By Jared Markiewicz
Much confusion abounds as to the differences between conditioning vs. speed training.
Track and field coaches generally classify speed training as many short, repetitive bouts of sprinting followed by ample periods of rest to allow for full recovery.
Repeated high-intensity efforts may, in fact, be the purest form of linear speed training.
On the other hand, football or soccer coaches often believe training for speed involves performing as many high-intensity repetitions as possible in a given amount of time.
So which type of coach is truly training athletes for speed?
Recently, I had the pleasure of attending a seminar featuring one of the premiere strength coaches in the country, Joe Kenn.
As head strength and conditioning coach for the Carolina Panthers of the National Football League, Kenn routinely takes his players through 66 work sets in only 90 to 120 minutes.

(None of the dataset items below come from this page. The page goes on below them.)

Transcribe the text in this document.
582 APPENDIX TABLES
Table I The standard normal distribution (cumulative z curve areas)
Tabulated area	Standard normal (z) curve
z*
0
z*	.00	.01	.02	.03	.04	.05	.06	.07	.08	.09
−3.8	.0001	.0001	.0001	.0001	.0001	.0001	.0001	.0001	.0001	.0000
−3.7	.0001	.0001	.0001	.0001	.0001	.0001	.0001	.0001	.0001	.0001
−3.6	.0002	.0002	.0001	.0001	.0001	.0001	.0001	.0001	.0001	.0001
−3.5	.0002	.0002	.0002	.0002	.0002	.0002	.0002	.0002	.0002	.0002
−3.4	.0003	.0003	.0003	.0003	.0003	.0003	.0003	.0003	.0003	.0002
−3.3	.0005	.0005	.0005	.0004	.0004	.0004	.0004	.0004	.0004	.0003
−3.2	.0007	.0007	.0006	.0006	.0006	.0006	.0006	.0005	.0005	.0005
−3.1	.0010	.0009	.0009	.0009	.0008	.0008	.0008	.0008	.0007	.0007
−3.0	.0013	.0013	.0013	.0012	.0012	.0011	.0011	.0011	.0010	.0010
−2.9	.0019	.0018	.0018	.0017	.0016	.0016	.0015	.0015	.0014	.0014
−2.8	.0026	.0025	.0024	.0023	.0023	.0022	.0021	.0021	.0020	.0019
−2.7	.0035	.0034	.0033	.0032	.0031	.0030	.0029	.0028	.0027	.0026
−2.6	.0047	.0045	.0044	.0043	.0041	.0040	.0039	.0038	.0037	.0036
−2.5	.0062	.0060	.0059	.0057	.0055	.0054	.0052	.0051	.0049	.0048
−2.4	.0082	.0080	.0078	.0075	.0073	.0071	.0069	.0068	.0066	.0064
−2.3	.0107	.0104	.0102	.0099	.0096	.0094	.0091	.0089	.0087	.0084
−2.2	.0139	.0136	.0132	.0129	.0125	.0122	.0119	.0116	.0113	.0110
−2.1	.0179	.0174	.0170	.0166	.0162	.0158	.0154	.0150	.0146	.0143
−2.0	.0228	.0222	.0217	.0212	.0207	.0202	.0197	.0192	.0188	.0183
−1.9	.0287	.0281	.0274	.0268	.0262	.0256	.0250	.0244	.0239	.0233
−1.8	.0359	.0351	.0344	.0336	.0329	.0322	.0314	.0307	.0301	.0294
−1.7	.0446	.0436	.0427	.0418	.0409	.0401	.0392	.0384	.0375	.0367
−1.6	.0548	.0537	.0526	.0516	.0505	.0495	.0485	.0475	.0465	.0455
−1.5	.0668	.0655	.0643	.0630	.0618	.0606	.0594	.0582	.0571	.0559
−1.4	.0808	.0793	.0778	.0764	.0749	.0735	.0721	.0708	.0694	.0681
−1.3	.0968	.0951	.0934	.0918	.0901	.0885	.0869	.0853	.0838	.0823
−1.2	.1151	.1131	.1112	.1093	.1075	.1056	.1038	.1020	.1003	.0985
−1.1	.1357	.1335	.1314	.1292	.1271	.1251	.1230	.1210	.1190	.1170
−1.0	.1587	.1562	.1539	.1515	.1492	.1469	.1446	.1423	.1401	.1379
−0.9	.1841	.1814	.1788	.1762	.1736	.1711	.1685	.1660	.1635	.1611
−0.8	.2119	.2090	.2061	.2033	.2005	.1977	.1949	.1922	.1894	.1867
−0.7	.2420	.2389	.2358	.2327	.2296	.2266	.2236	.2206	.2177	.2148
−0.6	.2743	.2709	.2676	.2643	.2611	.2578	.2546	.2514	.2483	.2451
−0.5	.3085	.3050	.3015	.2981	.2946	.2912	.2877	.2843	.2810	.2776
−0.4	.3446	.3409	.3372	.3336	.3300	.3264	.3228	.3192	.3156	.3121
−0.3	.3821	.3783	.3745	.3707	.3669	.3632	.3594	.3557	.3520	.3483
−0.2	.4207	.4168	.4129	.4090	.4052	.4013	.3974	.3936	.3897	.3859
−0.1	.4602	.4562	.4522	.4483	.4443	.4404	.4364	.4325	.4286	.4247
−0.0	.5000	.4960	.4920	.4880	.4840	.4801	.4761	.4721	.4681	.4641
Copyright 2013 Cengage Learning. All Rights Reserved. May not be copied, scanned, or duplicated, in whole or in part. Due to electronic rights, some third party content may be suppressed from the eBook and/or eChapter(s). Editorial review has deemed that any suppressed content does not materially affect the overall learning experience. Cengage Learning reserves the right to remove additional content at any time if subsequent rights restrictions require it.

That’s a lot of work in a short period of time.
Kenn has a strong case to apply this method. Because football players must operate under a fatigued state during a game, they will highly benefit from practicing with little rest between sets. While performing a high volume of repetitions in a relatively short period of time isn’t ideal for building speed, football players never perform in ideal conditions.
Nearly all athletes must learn to perform when their bodies are worn. We train high school athletes with a similar philosophy, although in many cases we often have access to them only once or twice per week. So, it’s important we incorporate both speed training and conditioning into each workout.
Because we deal with a wide range of athletic abilities and developmental ranges with high school athletes, we approach each individual’s plan a bit differently. We integrate speed training following a thorough warm-up and dynamic movement. For the developmentally younger athletes, we focus on technique and practice deceleration patterns, sprint mechanics and footwork. Our developmentally older athletes work on sprinting, cutting, changing directions and building top-end speed. Our highly developed athletes focus on reactive speed and potentially combine-based drills to prepare for a camp or tryout. All of these athletes work diligently to master the basics and fix any flaws in their movement patterns to help them remain injury-free and avoid plateaus.
Following the speed training portion of the workout, our athletes begin their strength exercises such as a squat, deadlift and Turkish get-up. Each compound movement is paired with another exercise even if it’s just low-level core work to reset an athlete’s autonomic nervous system. If you look at time-motion studies for field- and court-sport athletes, they work intensely for brief periods of time and recover actively with low-level activity.
In a game, an athlete must always be mentally active, so the job of a strength and conditioning coach is to prepare athletes in a way that makes a game easier than a training session. Athletes must remain active through an entire workout. After our athletes complete the strength portion of the workout, they begin their focused conditioning. Here’s where we have the most fun.
Thanks to advancements in research of the anaerobic and aerobic energy systems, we are able to be much more efficient and systematic with how we condition our athletes. Athletes play different sports and have different schedules, so we must have a broad array of conditioning sequences to address each situation. Ultimately, we are looking to provide a bigger aerobic base for our athletes. While we don’t want to run them into the ground all year long, we must systematically build a bigger aerobic base to develop greater potential for performance. Then, athletes are able to tap into that potential during the most important part of a season. They’ll peak while athletes from other teams feel fatigued.
So, should we run our athletes through many short, repetitive bouts with ample rest to allow for full recovery or perform repeated high-intensity efforts without much rest for best results? In short, both have a place in a strength and conditioning program. The debate will continue, though—and that’s a great thing.
If more great coaches publicize their philosophies, we will continue to advance our methods and improve the performance of our athletes. If we continue to look out for the best interests of our athletes, they will perform better than they ever thought possible.